Selected industry partners will provide in-kind support for activities such as target characterization and modeling, additional scaling of the process as necessary, as well as formulation and testing of products. Partners will receive free non-exclusive rights and a first option to license exclusive rights to JBEI project inventions.
In addition to partnering with JBEI, companies may license the following bio-based product inventions:
Molecules from microbes. JBEI researchers have engineered yeast to produce high levels of long-chain, fatty alcohols in the 12-18 carbon range. This is the first report of a bioproduct generated by yeast from biomass feedstocks alone. These fatty alcohols could be used in personal care products, lubricants, and potentially biofuels.
JBEI has also engineered E. coli using elongases directly to synthesize fatty acyl-CoAs for the biosynthesis of compounds such as fatty acids, aldehydes, alcohols, and alkanes with desired acyl chain length ranging from C10 to C18. These compounds are synthesized from the starter molecule, butyryl-CoA, and are produced more efficiently than in alternative approaches.
Renewable ionic liquids and soluble polyacids from deconstruction of biomass. JBEI’s Pretreatment and Process Development team has been awarded the Secretary of Energy’s Achievement Award for its contributions to the mission of the Department of Energy and to the benefit of the United States. The team pioneered the development of “bionic liquids” to enable one-pot conversion technologies that are feedstock flexible and economically viable to support production of biofuels and bioproducts.

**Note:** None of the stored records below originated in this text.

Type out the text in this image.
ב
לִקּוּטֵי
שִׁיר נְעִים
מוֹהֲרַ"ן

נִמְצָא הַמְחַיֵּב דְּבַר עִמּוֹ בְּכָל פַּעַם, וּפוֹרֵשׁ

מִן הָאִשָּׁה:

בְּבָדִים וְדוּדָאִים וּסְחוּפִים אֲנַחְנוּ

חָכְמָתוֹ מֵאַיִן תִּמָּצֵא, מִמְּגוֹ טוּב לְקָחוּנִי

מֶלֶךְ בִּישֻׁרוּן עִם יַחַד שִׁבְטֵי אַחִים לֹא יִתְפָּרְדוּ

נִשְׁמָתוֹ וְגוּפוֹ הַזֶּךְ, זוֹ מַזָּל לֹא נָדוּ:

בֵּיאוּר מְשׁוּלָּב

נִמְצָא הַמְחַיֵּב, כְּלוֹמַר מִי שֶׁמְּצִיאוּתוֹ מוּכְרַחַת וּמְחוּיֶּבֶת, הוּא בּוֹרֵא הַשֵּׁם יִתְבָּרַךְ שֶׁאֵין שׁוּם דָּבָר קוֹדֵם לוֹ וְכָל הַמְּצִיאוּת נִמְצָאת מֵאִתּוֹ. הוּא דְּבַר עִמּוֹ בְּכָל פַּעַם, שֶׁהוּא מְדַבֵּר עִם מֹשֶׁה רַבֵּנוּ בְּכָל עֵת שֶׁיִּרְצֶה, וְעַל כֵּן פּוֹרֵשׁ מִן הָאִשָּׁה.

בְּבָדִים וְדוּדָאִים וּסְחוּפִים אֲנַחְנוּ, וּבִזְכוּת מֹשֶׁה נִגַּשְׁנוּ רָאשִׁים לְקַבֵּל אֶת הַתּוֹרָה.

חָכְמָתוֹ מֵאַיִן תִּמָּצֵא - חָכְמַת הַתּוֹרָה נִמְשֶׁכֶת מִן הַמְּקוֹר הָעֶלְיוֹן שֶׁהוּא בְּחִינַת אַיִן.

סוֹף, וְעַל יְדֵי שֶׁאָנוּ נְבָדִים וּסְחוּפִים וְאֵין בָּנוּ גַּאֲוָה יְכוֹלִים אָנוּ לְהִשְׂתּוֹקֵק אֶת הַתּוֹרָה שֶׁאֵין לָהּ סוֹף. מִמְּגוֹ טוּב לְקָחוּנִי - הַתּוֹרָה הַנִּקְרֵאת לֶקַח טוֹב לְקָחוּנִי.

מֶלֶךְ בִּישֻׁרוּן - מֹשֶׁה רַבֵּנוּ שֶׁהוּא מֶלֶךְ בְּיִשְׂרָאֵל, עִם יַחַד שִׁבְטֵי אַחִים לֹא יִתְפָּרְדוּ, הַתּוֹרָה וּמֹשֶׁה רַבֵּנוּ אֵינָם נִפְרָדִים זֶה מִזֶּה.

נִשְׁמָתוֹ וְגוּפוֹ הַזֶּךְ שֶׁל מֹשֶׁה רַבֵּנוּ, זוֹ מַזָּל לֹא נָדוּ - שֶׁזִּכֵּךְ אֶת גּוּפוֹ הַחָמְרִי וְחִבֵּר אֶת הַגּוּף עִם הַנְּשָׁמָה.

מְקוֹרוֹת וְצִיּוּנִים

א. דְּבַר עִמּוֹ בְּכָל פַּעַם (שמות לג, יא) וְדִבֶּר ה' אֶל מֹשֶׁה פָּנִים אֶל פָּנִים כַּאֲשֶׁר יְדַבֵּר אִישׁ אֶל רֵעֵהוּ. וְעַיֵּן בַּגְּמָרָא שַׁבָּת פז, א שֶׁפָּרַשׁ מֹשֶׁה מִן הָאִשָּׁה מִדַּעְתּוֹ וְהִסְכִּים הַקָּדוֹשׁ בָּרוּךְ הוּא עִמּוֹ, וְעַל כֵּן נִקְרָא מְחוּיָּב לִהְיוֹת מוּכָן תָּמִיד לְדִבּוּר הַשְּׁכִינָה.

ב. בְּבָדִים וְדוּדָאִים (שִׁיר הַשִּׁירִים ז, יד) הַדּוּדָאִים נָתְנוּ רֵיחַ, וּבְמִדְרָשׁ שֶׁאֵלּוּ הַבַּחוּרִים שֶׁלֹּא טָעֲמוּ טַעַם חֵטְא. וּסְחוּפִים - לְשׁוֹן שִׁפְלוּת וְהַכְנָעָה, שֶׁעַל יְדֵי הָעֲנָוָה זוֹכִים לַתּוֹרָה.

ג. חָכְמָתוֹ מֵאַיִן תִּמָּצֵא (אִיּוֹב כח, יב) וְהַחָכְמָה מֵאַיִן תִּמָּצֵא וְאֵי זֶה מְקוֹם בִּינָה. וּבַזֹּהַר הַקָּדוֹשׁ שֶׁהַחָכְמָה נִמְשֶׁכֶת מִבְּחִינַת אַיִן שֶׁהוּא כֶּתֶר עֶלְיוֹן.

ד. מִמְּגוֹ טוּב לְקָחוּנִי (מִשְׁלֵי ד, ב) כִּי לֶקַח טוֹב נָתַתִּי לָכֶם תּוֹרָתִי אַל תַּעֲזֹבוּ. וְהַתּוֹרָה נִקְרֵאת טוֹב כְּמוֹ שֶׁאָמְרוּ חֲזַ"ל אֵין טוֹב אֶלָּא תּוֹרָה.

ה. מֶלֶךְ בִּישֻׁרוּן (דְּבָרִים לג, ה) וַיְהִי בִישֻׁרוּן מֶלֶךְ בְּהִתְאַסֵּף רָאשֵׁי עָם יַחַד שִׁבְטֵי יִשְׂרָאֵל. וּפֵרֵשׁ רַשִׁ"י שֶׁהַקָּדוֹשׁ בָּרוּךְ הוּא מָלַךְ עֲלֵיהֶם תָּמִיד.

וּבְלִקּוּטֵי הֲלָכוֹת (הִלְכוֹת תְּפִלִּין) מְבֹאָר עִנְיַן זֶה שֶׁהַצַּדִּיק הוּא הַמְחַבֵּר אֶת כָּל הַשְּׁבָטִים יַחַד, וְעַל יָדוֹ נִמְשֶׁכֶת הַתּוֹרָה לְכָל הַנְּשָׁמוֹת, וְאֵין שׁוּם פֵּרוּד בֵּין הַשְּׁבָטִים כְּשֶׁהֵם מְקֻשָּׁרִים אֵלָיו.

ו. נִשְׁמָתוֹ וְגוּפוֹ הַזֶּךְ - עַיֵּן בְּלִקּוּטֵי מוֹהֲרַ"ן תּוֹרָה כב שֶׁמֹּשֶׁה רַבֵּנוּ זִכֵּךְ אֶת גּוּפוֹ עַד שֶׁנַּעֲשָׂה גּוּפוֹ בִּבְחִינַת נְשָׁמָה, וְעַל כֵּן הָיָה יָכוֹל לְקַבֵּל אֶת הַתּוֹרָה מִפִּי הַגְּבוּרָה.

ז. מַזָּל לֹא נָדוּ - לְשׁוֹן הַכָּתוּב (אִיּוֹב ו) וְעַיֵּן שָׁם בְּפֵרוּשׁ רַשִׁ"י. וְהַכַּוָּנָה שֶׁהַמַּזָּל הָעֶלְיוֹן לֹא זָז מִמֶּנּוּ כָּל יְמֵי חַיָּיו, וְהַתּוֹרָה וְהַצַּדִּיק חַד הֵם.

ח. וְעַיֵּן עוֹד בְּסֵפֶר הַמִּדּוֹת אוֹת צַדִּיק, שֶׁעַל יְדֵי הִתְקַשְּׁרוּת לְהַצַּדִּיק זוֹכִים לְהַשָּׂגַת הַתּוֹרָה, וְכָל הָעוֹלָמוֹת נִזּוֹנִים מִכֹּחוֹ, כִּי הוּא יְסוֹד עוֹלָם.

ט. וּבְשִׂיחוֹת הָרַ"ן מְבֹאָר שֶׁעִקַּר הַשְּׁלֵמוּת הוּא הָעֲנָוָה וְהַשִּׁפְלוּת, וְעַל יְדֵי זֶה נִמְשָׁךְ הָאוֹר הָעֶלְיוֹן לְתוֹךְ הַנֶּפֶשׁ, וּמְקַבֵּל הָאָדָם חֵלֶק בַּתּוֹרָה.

The JBEI deconstruction team has patented several technologies to convert chemicals derived from lignin into renewable biocompatible, or “bionic liquids”, for use in biomass pretreatment and other industrial applications. One approach transforms monomeric phenolic lignin depolymerized products or oligomeric and polymeric lignin, or a complex mixture mix of these components, to tertiary amine salts (or ILs) via Mannich reaction. Another JBEI approach transforms lignin, hemicellulose, and their depolymerized products into aromatic aldehydes that can be further processed to produce ionic liquids.
JBEI also has a technology that produces soluble polyacids and dispersants from water-insoluble lignin using chelator-mediated fenton chemistry. The bio-based alternatives to polyacrylic acid have potential applications as dyes, paints, concrete, and pharmaceuticals, and could be used in diapers, cosmetics, paper, and ceramics processing.
Aromatics from plants. JBEI feedstocks researchers have engineered switchgrass and poplar plants to have reduced lignin content and enhanced cell wall digestibility, while also producing significant quantities of soluble protocatechuate (PCA). They diverted the lignin pathway by introducing the QsuB gene to achieve this result. Plant biomass is not compromised in the JBEI plants. This invention is currently being enhanced to boost PCA production and its conversion into muconic acid.